2018 will be a year that many investors would rather forget. A lucky few will still be looking for an overall gain for the year, but the past few months have proved extremely uncomfortable. What have been the highs and lows of the year?

◾Only eight sectors delivered a positive return in 2018, and even             fewer delivered it consistently
◾UK Direct Property was the place to be with a 4.3% return over the       year, without the highs and lows of the technology sector
◾Emerging markets were bottom of the heap, but with the UK and           Europe a close second

Research by Willis Owen shows that eight sectors delivered a positive return in 2018. Unsurprisingly, technology held the top spot, with a 6% return over the year. However, most of those gains were in the first half of the year and investors have had to deal with a painful correction since October.

The North America and North American Smaller Companies sectors were also strong performers.
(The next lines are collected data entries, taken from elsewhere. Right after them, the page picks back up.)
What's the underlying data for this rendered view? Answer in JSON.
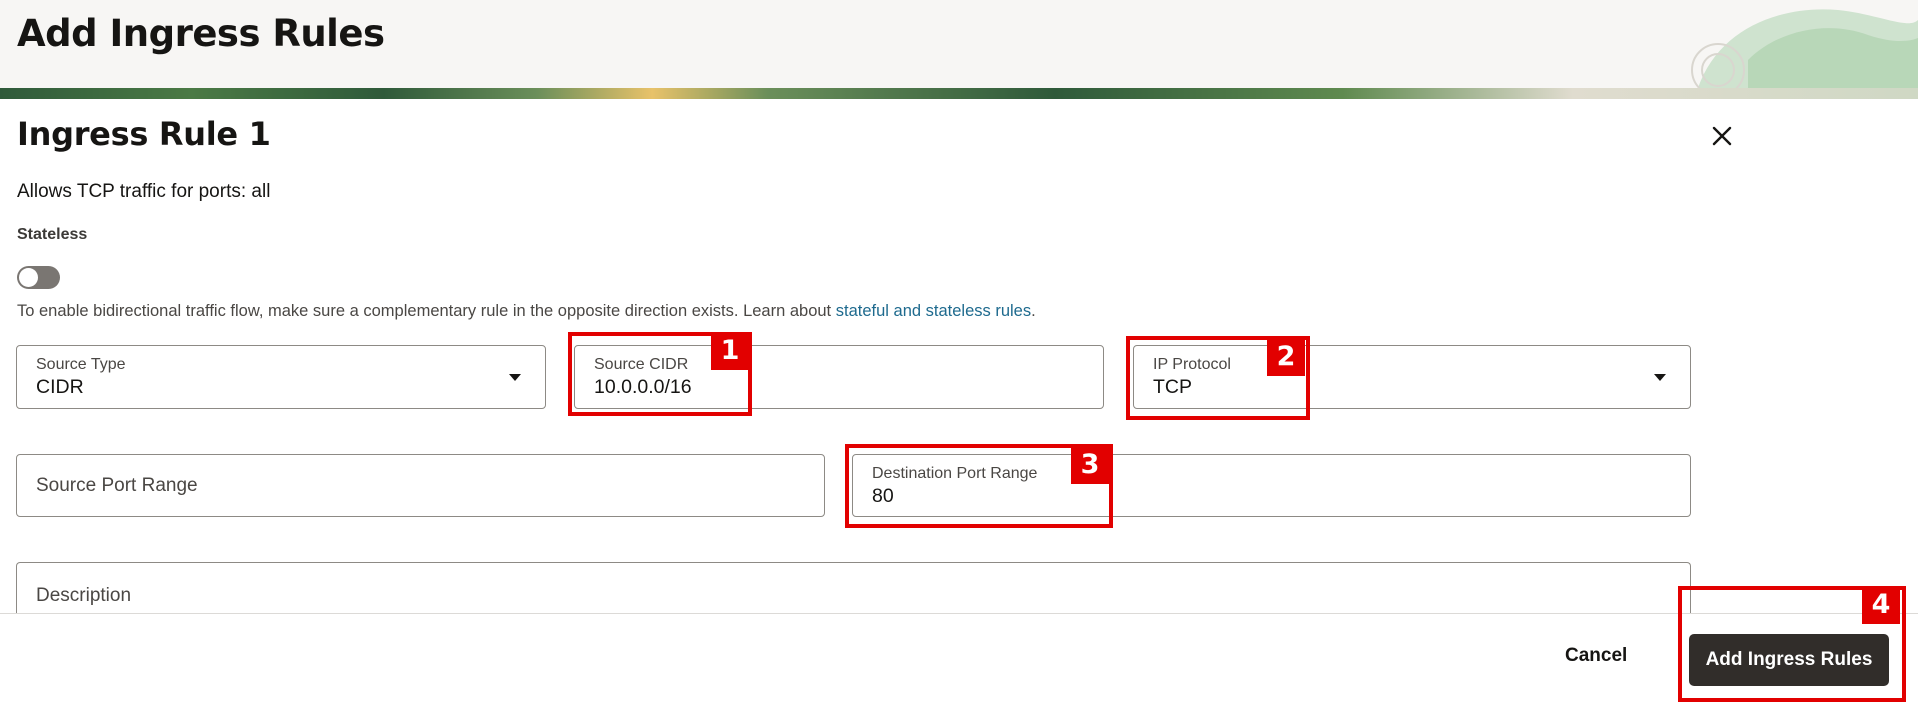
{
  "page": {
    "title": "Add Ingress Rules"
  },
  "rule": {
    "title": "Ingress Rule 1",
    "summary": "Allows TCP traffic for ports: all",
    "stateless_label": "Stateless",
    "stateless_enabled": false,
    "hint_text": "To enable bidirectional traffic flow, make sure a complementary rule in the opposite direction exists. Learn about ",
    "hint_link": "stateful and stateless rules",
    "hint_end": "."
  },
  "fields": {
    "source_type": {
      "label": "Source Type",
      "value": "CIDR"
    },
    "source_cidr": {
      "label": "Source CIDR",
      "value": "10.0.0.0/16"
    },
    "ip_protocol": {
      "label": "IP Protocol",
      "value": "TCP"
    },
    "source_port_range": {
      "placeholder": "Source Port Range"
    },
    "destination_port_range": {
      "label": "Destination Port Range",
      "value": "80"
    },
    "description": {
      "placeholder": "Description"
    }
  },
  "annotations": [
    "1",
    "2",
    "3",
    "4"
  ],
  "footer": {
    "cancel_label": "Cancel",
    "submit_label": "Add Ingress Rules"
  },
  "icons": {
    "close": "close-icon",
    "dropdown": "chevron-down-icon"
  },
  "colors": {
    "annotation": "#e20000",
    "primary_button": "#312d2a",
    "link": "#1e6a8e"
  }
}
While this was largely thanks to the technology sector, much of corporate America benefited from President Trump’s tax reforms, which gave a significant boost in corporate earnings. Indirectly, it also helped UK investors, by boosting the US dollar, which supported dividend pay-outs from UK companies paying in Dollars.

If investors wanted stability, UK Direct Property was the place to be. It delivered a 4.3% return over the year, but this came without the highs and lows of the technology sector. Property ‘other’ was another strong sector, with areas such as infrastructure proving resilient over the year. Investors saw the value in predictable, inflation-adjusted cash flows. Index-linked gilts also did well as inflation protection became an increasing priority for investors. Other sectors in positive territory were UK gilts and global bonds.

There are no prizes for guessing the worst performers. Bottom of the heap are emerging markets, notably China. Emerging markets have been hit by a storm of different concerns, from the US/China trade war, to an apparent slowing of the Chinese economy, to a high Dollar and rising US interest rates. It is only towards the end of the year that a pause in raising tariffs has helped China recover.

Europe has been almost as weak. Political risk returned as Italy’s coalition government went head-to-head with the European Union on its budget. The UK has been held back by Brexit uncertainty, with investors waiting for greater clarity before investing, which never came.

At a time when most ‘defensive’ asset classes did well, gold funds were a surprising poor performer. This highlighted an important point about 2018, not only were markets weak, they were unpredictable. Defensive assets didn’t necessarily defend and growth assets didn’t necessarily grow. Investors will be hoping for some equilibrium to return to markets in 2019.